Patharia is a town and a nagar panchayat in Damoh district in the Indian state of Madhya Pradesh. During World War II, the town served as the training camp for what would become Wingate's Chindits.

Demographics

As of the 2011 Census of India, Patharia is a Nagar Panchayat city in district of Damoh, Madhya Pradesh. The Patharia city is divided into 15 wards for which elections are held every 5 years. The Patharia Nagar Panchayat has population of 21,026 of which 11,008 are males while 10,018 are females as per report released by Census India 2011. 

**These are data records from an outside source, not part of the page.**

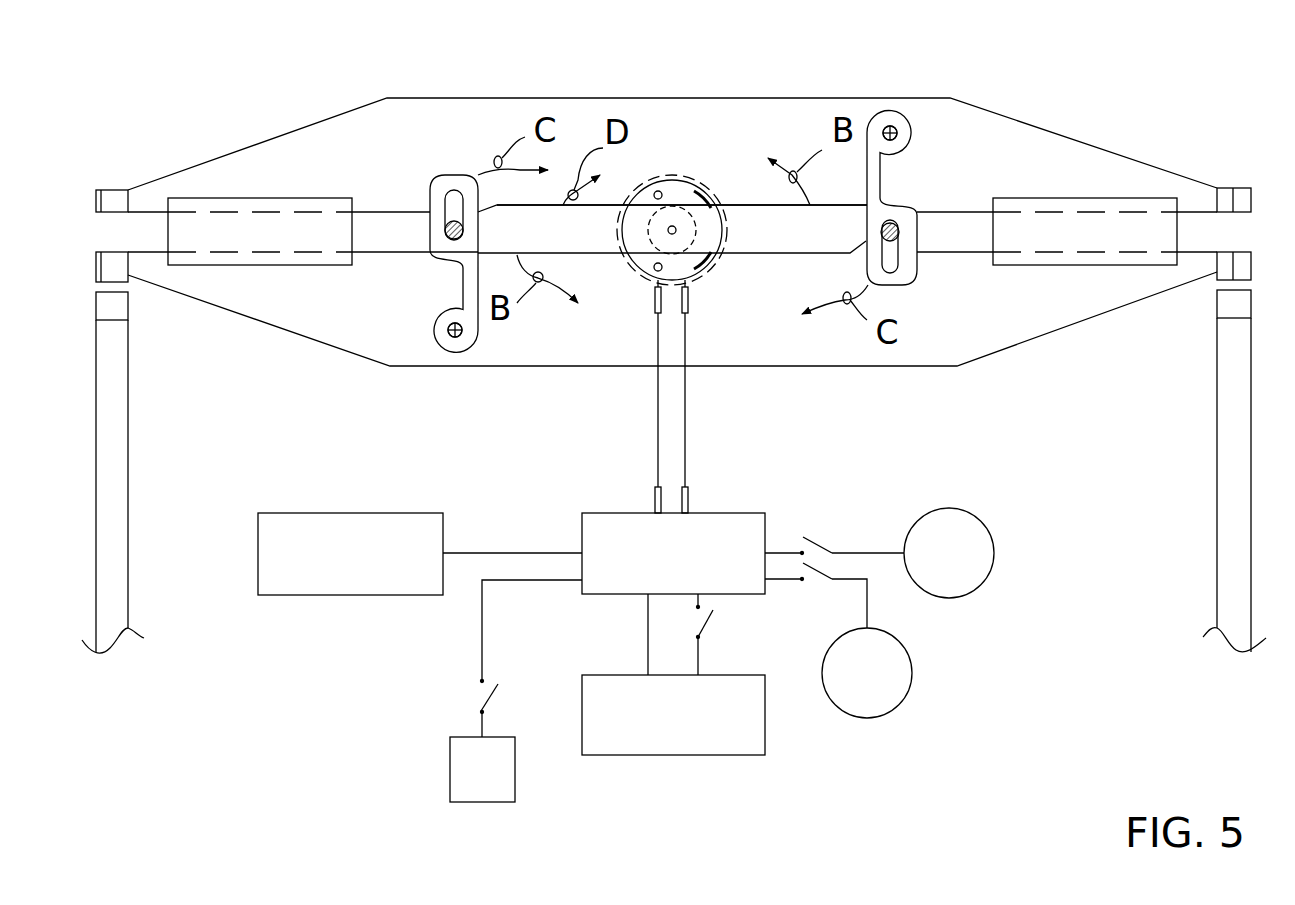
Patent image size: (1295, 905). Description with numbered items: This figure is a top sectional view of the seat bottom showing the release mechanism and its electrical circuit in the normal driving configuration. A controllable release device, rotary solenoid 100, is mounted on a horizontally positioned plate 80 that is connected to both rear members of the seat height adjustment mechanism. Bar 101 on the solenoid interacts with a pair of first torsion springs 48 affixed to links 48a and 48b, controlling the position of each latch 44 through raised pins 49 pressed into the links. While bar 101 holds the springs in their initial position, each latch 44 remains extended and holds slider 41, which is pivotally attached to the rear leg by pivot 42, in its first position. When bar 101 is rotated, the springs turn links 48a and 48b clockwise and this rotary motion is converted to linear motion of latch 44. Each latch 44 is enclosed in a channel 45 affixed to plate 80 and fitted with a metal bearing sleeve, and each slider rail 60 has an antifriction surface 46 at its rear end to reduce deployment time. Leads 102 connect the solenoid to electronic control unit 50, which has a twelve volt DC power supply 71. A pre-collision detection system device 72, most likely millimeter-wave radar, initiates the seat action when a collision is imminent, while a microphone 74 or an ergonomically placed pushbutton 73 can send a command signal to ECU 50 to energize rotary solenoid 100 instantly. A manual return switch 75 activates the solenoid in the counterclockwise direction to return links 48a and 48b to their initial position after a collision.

The slider 41 is at (110, 308).
The pivot 42 is at (110, 288).
The latch 44 is at (147, 233).
The channel 45 is at (252, 233).
The antifriction surface 46 is at (112, 208).
The first torsion spring 48 is at (453, 337).
The link 48a is at (890, 152).
The link 48b is at (450, 310).
The raised pin 49 is at (460, 222).
The electronic control unit 50 is at (627, 587).
The slider rail 60 is at (110, 450).
The power supply 71 is at (385, 595).
The pre-collision detection system device 72 is at (628, 743).
The pushbutton 73 is at (885, 693).
The microphone 74 is at (962, 575).
The manual return switch 75 is at (480, 792).
The plate 80 is at (388, 162).
The rotary solenoid 100 is at (675, 188).
The bar 101 is at (752, 228).
The leads 102 is at (686, 303).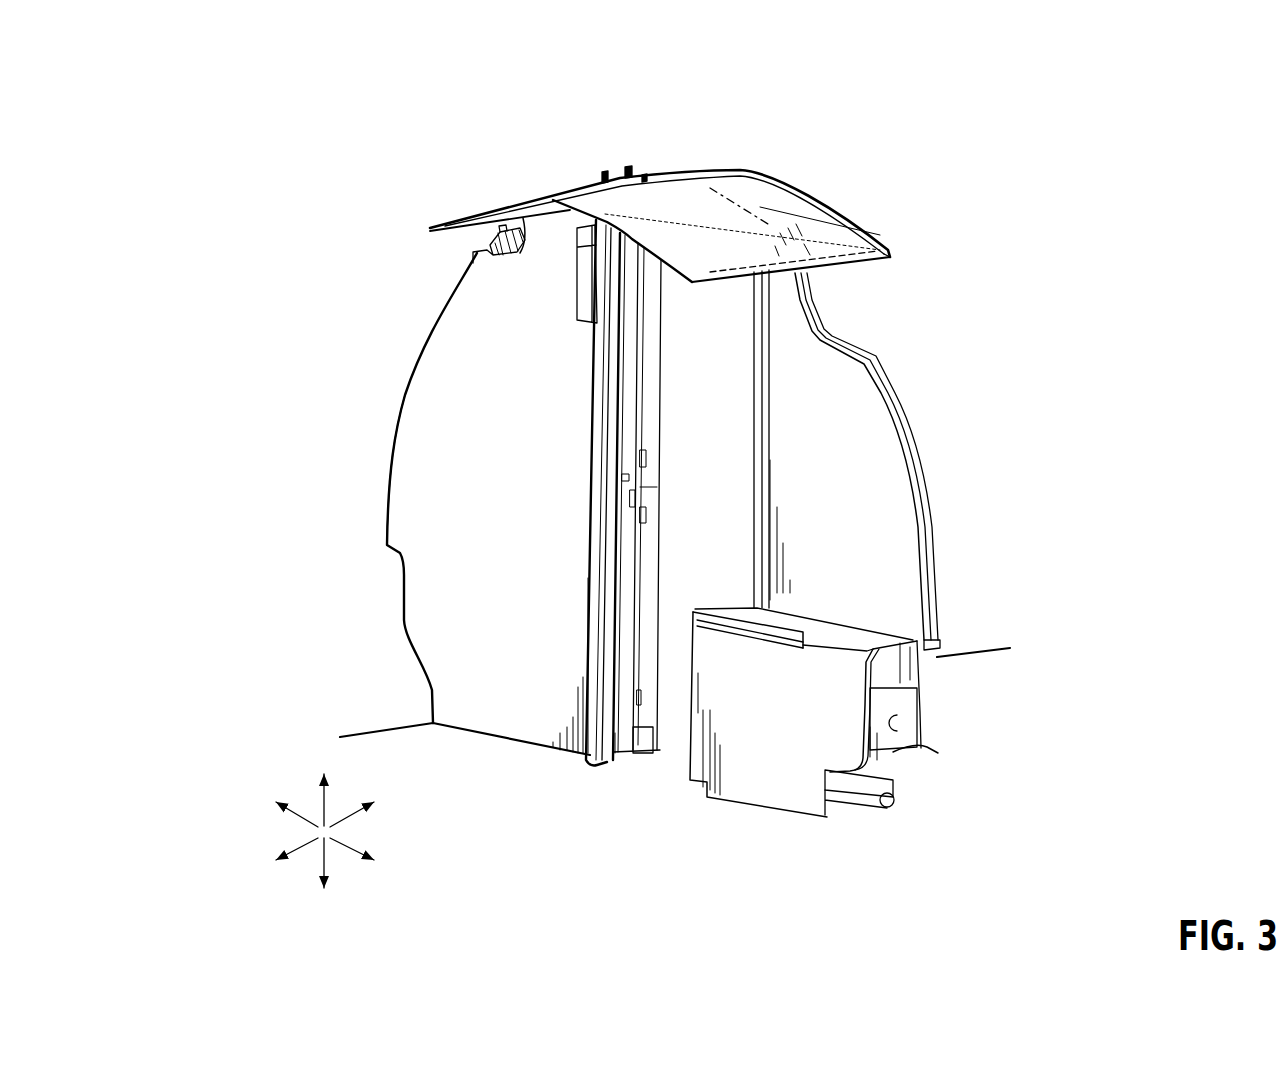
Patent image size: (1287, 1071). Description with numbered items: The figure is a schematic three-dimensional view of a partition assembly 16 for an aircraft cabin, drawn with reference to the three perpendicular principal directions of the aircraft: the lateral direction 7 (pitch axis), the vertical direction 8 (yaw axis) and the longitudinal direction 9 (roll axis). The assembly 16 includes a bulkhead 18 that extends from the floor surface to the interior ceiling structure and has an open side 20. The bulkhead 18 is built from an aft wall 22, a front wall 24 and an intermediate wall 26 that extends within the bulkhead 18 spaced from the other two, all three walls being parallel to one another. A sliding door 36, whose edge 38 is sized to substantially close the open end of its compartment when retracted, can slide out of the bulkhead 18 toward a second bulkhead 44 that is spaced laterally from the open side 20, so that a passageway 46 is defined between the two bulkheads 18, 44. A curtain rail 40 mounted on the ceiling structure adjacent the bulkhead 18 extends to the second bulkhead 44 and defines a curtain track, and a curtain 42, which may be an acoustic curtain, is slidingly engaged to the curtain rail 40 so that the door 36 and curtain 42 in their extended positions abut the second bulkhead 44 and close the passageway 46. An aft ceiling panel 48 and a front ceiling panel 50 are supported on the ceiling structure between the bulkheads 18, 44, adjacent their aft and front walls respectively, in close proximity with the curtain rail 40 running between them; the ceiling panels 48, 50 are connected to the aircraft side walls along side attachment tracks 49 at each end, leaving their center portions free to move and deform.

The lateral direction 7 is at (337, 840).
The vertical direction 8 is at (323, 808).
The longitudinal direction 9 is at (353, 813).
The partition assembly 16 is at (924, 268).
The bulkhead 18 is at (526, 416).
The open side 20 is at (647, 713).
The aft wall 22 is at (430, 430).
The front wall 24 is at (657, 423).
The intermediate wall 26 is at (630, 305).
The sliding door 36 is at (634, 248).
The edge 38 is at (642, 330).
The curtain rail 40 is at (727, 191).
The curtain 42 is at (653, 645).
The second bulkhead 44 is at (862, 461).
The passageway 46 is at (727, 520).
The aft ceiling panel 48 is at (630, 197).
The side attachment tracks 49 is at (888, 255).
The front ceiling panel 50 is at (840, 228).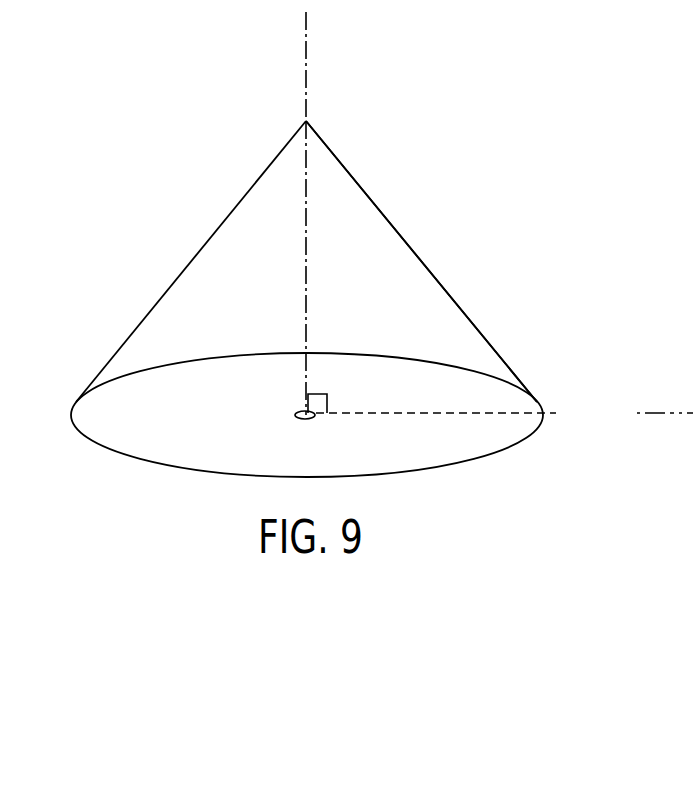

Population of Children with age of 0-6 is 2987 which is 14.21 % of total population of Patharia (NP). In Patharia Nagar Panchayat, Female Sex Ratio is of 910 against state average of 931. Moreover Child Sex Ratio in Patharia is around 926 compared to Madhya Pradesh state average of 918. Literacy rate of Patharia city is 82.39 % higher than state average of 69.32 %. In Patharia, Male literacy is around 89.53 % while female literacy rate is 74.52 %. 

Patharia Nagar Panchayat has total administration over 4,317 houses to which it supplies basic amenities like water and sewerage. It is also authorize to build roads within Patharia Nagar Panchayat limits and impose taxes on properties coming under its jurisdiction.

Education
For higher secondary education, there is the government school named School Of Excellence Patharia.

For higher education, there is Madhav Rao Sapre Government College Patharia.